I was not a very good companion in those hours, how could I be? But it hardly mattered. My friend just needed someone beside her. And I was. I was beside her in the minivan’s backseat, at the diner, at his graveside a week later. I was the only one who could approach her, she was wild-eyed and silent, staring at the box in the ground. Her own mother wouldn’t go near her. So I did. We were so young. “I’m sick of people hugging me,” she hissed, when I got her out of the post-funeral lunch at her house, when we walked to my house the way we had so many times, shoulder to shoulder, only that day in black turtlenecks and long skirts instead of t-shirts and jeans. She was broken, I couldn’t help, and I felt older than the earth as her grief and anger rang with every step we took.
As I have gotten older, I have been beside for all kinds of things. Cancer, chemo, sicknesses, grief, crises near and far. I listen, I stroke backs, I make tea, I set out food, I am in motion, I am still. I hear medication regimens, I organize, I remember in the moment so that others do not have to. I do some loads of laundry. I clean up. I make lists. I am adjacent. Necessary, irreplaceable, off to the side. It is not mine, the grief or illness or loss. Or if it is, it is someone else’s before it is mine. I for a few hours keep them going from here to there before it is my turn with the grief, and that is not a complaint. None of this is a complaint, or self-aggrandizement, or in any way meant to take away. It isn’t. It is, simply, what is.
Every time, it is not my story to tell, so I don’t tell it. But there has been an accumulation of those not-my-stories, and what is my story is the bearing witness. How it feels. What it is, to be the one who sees and arranges as best they can, to pass in and out of these times of need and trauma, scathed and standing, heart open and creaking for the pain that comes along with these brilliant shooting-star lives of ours.
When I was little, in my copy of d’Aulaires’ Book of Greek Myths, I was taken with the Underworld, the Hades and Persephone of it all. But the god I thought about most was Charon. The Ferryman. The one who takes souls across the Styx in his boat, a gondolier to ghosts, who takes the coins from the eyes of the departed as payment, and shows them where they are now, where they are going. He is always apart. Older than the first death, or else who would have piloted the first boat? Back and forth across the wide and quiet river between one thing and another.
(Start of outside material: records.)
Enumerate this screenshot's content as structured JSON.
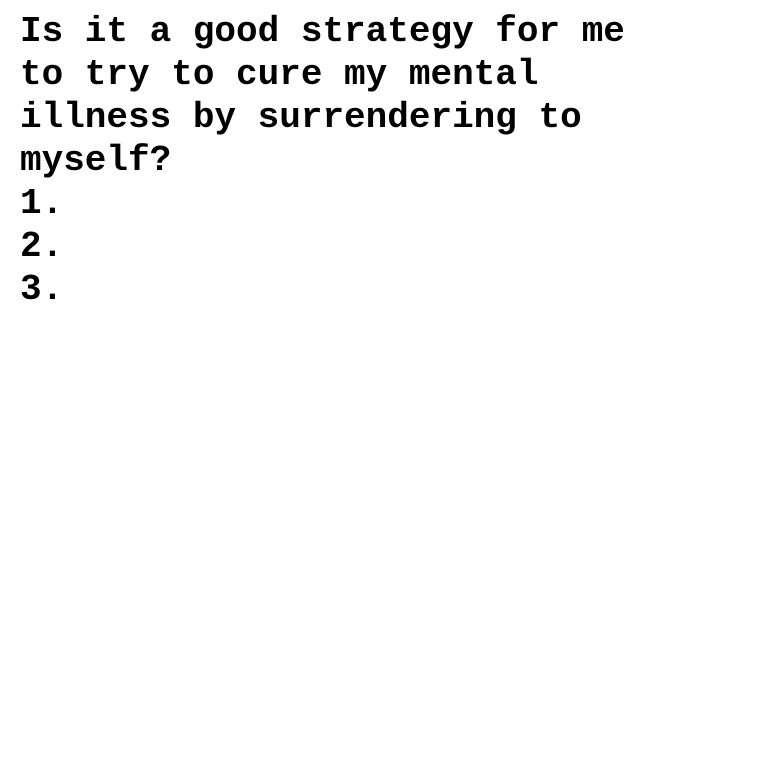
{
  "question": "Is it a good strategy for me\nto try to cure my mental\nillness by surrendering to\nmyself?",
  "items": [
    {
      "marker": "1.",
      "text": ""
    },
    {
      "marker": "2.",
      "text": ""
    },
    {
      "marker": "3.",
      "text": ""
    }
  ],
  "colors": {
    "text": "#000000",
    "background": "#ffffff"
  }
}
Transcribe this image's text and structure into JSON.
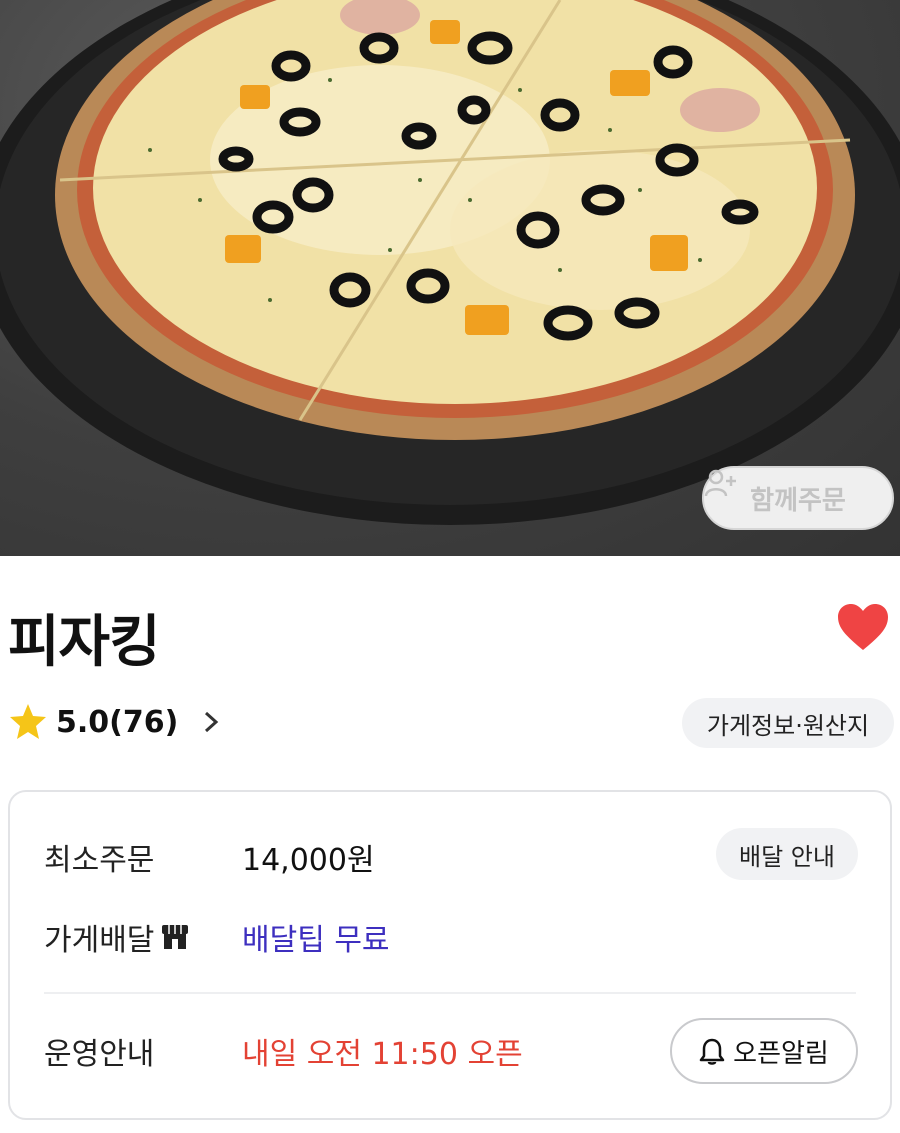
{
  "hero": {
    "image_alt": "pizza-photo",
    "together_button_label": "함께주문"
  },
  "store": {
    "name": "피자킹",
    "favorited": true,
    "rating_text": "5.0(76)",
    "info_chip_label": "가게정보·원산지"
  },
  "info_card": {
    "min_order_label": "최소주문",
    "min_order_value": "14,000원",
    "delivery_guide_label": "배달 안내",
    "delivery_label": "가게배달",
    "delivery_tip_value": "배달팁 무료",
    "hours_label": "운영안내",
    "open_time_value": "내일 오전 11:50 오픈",
    "open_alarm_label": "오픈알림"
  },
  "colors": {
    "accent_red": "#e34234",
    "heart_red": "#ef4444",
    "tip_purple": "#3d2fbf",
    "star_yellow": "#f5c518"
  },
  "icons": [
    "back-icon",
    "share-icon",
    "search-icon",
    "more-icon",
    "add-person-icon",
    "heart-icon",
    "star-icon",
    "chevron-right-icon",
    "store-icon",
    "bell-icon"
  ]
}
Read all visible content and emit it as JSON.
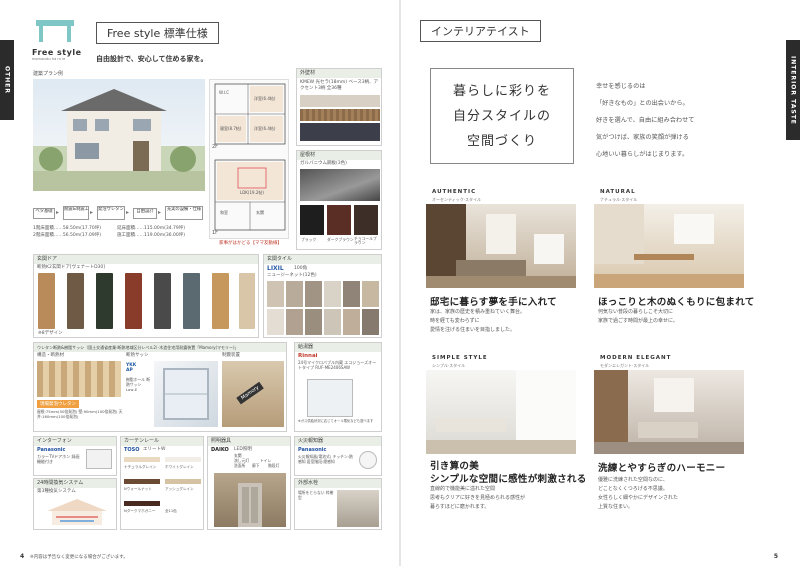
{
  "left_page": {
    "side_tab": "OTHER",
    "section_title": "Free style 標準仕様",
    "logo_text": "Free style",
    "logo_sub": "momoroku ha ru ie",
    "tagline": "自由設計で、安心して住める家を。",
    "model_plan_label": "建築プラン例",
    "floor_2f": "2F",
    "floor_1f": "1F",
    "rooms": [
      "W.I.C",
      "洋室(6.4帖)",
      "寝室(8.7帖)",
      "洋室(6.4帖)",
      "LDK(19.2帖)",
      "和室",
      "玄関"
    ],
    "features": [
      "ベタ基礎",
      "耐震&制震工法",
      "発泡ウレタン断熱",
      "自由設計",
      "充実の設備・仕様"
    ],
    "areas": {
      "floor1": "1階床面積……58.50m(17.70坪)",
      "floor2": "2階床面積……56.50m(17.09坪)",
      "total": "延床面積……115.00m(34.79坪)",
      "construction": "施工面積……119.00m(36.00坪)"
    },
    "housework_note": "家事がはかどる【ママ友動線】",
    "exterior_wall": {
      "title": "外壁材",
      "desc": "KMEW 光セラ(18mm) ベース3柄、アクセント3柄 全36種"
    },
    "roof": {
      "title": "屋根材",
      "desc": "ガルバニウム鋼板(3色)",
      "colors": [
        "ブラック",
        "ダークブラウン",
        "チョコールブラウン"
      ]
    },
    "door": {
      "title": "玄関ドア",
      "desc": "断熱K2玄関ドア[ヴェナートD30]",
      "count": "※8デザイン"
    },
    "tile": {
      "title": "玄関タイル",
      "brand": "LIXIL",
      "count": "100角",
      "desc": "ニュージーネット(12色)"
    },
    "insulation": {
      "title": "ウレタン断熱&樹脂サッシ（国土交通省産業·断熱地域区分レベル2）·木造住宅用耐震装置「Mamory(マモリー)」",
      "sub1": "構造・断熱材",
      "sub2": "断熱サッシ",
      "sub3": "制震装置",
      "urethane": "現場発泡ウレタン",
      "thickness": "屋根:75mm(50倍発泡) 壁:90mm(100倍発泡) 天井:160mm(100倍発泡)",
      "sash_brand": "YKK AP",
      "sash_desc": "樹脂ホール 断熱サッシ Low-E",
      "mamory": "Mamory"
    },
    "water_heater": {
      "title": "給湯器",
      "brand": "Rinnai",
      "desc": "24号マイクロバブル内蔵 エコジョーズオートタイプ RUF-ME2406SAW",
      "note": "※ガス供給状況に応じてオール電化なども選べます"
    },
    "intercom": {
      "title": "インターフォン",
      "brand": "Panasonic",
      "desc": "カラーTVドアホン 録画機能付き"
    },
    "curtain": {
      "title": "カーテンレール",
      "brand": "TOSO",
      "model": "エリートW",
      "colors": [
        "ナチュラルグレイン",
        "ホワイトグレイン",
        "Nウォールナット",
        "アッシュグレイン",
        "Nダークマホガニー"
      ],
      "count": "全11色"
    },
    "lighting": {
      "title": "照明器具",
      "brand": "DAIKO",
      "desc": "LED照明",
      "places": [
        "玄関",
        "流し元灯",
        "トイレ",
        "洗面所",
        "廊下",
        "階段灯"
      ]
    },
    "alarm": {
      "title": "火災報知器",
      "brand": "Panasonic",
      "desc": "火災報知器(電池式) キッチン:熱感知 居室階段:煙感知"
    },
    "ventilation": {
      "title": "24時間換気システム",
      "desc": "第3種換気システム"
    },
    "faucet": {
      "title": "外部水栓",
      "desc": "場所をとらない 枠樹型"
    },
    "footnote": "※内容は予告なく変更になる場合がございます。",
    "page_number": "4"
  },
  "right_page": {
    "side_tab": "INTERIOR TASTE",
    "section_title": "インテリアテイスト",
    "hero_lines": [
      "暮らしに彩りを",
      "自分スタイルの",
      "空間づくり"
    ],
    "intro_lines": [
      "幸せを感じるのは",
      "「好きなもの」との出会いから。",
      "好きを選んで、自由に組み合わせて",
      "気がつけば、家族の笑顔が弾ける",
      "心地いい暮らしがはじまります。"
    ],
    "styles": [
      {
        "tag": "AUTHENTIC",
        "sub": "オーセンティック·スタイル",
        "heading": "邸宅に暮らす夢を手に入れて",
        "body": [
          "家は、家族の歴史を積み重ねていく舞台。",
          "時を経ても変わらずに",
          "愛情を注げる住まいを目指しました。"
        ]
      },
      {
        "tag": "NATURAL",
        "sub": "ナチュラル·スタイル",
        "heading": "ほっこりと木のぬくもりに包まれて",
        "body": [
          "何気ない普段の暮らしこそ大切に",
          "家族で過ごす時間が最上の幸せに。"
        ]
      },
      {
        "tag": "SIMPLE STYLE",
        "sub": "シンプル·スタイル",
        "heading": "引き算の美",
        "heading2": "シンプルな空間に感性が刺激される",
        "body": [
          "直線的で機能美に溢れた空間",
          "思考もクリアに好きを見極められる感性が",
          "暮らすほどに磨かれます。"
        ]
      },
      {
        "tag": "MODERN ELEGANT",
        "sub": "モダンエレガント·スタイル",
        "heading": "洗練とやすらぎのハーモニー",
        "body": [
          "優雅に洗練された空間なのに、",
          "どことなくくつろげる不思議。",
          "女性らしく細やかにデザインされた",
          "上質な住まい。"
        ]
      }
    ],
    "page_number": "5"
  }
}
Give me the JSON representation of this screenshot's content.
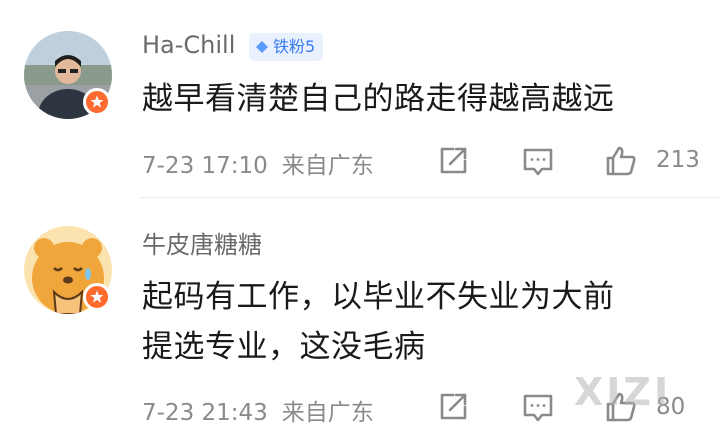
{
  "comments": [
    {
      "username": "Ha-Chill",
      "fan_badge": "铁粉5",
      "text": [
        "越早看清楚自己的路走得越高越远"
      ],
      "date": "7-23 17:10",
      "location": "来自广东",
      "likes": "213"
    },
    {
      "username": "牛皮唐糖糖",
      "text": [
        "起码有工作，以毕业不失业为大前",
        "提选专业，这没毛病"
      ],
      "date": "7-23 21:43",
      "location": "来自广东",
      "likes": "80"
    }
  ],
  "watermark": "XIZI",
  "icons": {
    "share": "share-icon",
    "reply": "comment-icon",
    "like": "thumbs-up-icon",
    "verified": "verified-badge-icon",
    "fan": "diamond-icon"
  },
  "colors": {
    "accent_blue": "#3a7bf0",
    "badge_orange": "#ff6a2f",
    "text_gray": "#8a8a8a"
  }
}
I always wondered what it was like on that boat. Were there tears? Did he play music for them, or was it just the sound of the dark water lapping against the boat? Did he sing? Did he comfort them? Or was it all silence as each soul did what they needed to do?
And on the way back, did he sing then? Half of every round trip was taken alone, souls not usually needing return passage. Did he cry? Did he ever want to stop the boat, or take off down the river alone? Did he ever step on either shore?
I have traveled beside on the journeys of grief and pain, and I pilot the boat as best I can for as long as I can. It isn’t perfect. Nothing could be. This is the journey, this is the boat, and this is the Ferryman. If there is a price to be paid, in coins or tears, step right up. The Ferryman will collect.
What did he do with those coins? He must have had an awful lot. Maybe he dropped them into the water and watched them sink, golden and shining, before they were swallowed up by the bottomless river. Maybe he said a small prayer over each one as they tumbled from his hand.
Washing mugs is a prayer. A hand on a shoulder is a prayer. A boat cutting through the dark water is a prayer all its own.
May this journey bring you to better days, even if it takes a long time to get there. May this journey be easier, for a few hours, with a Ferryman at the helm.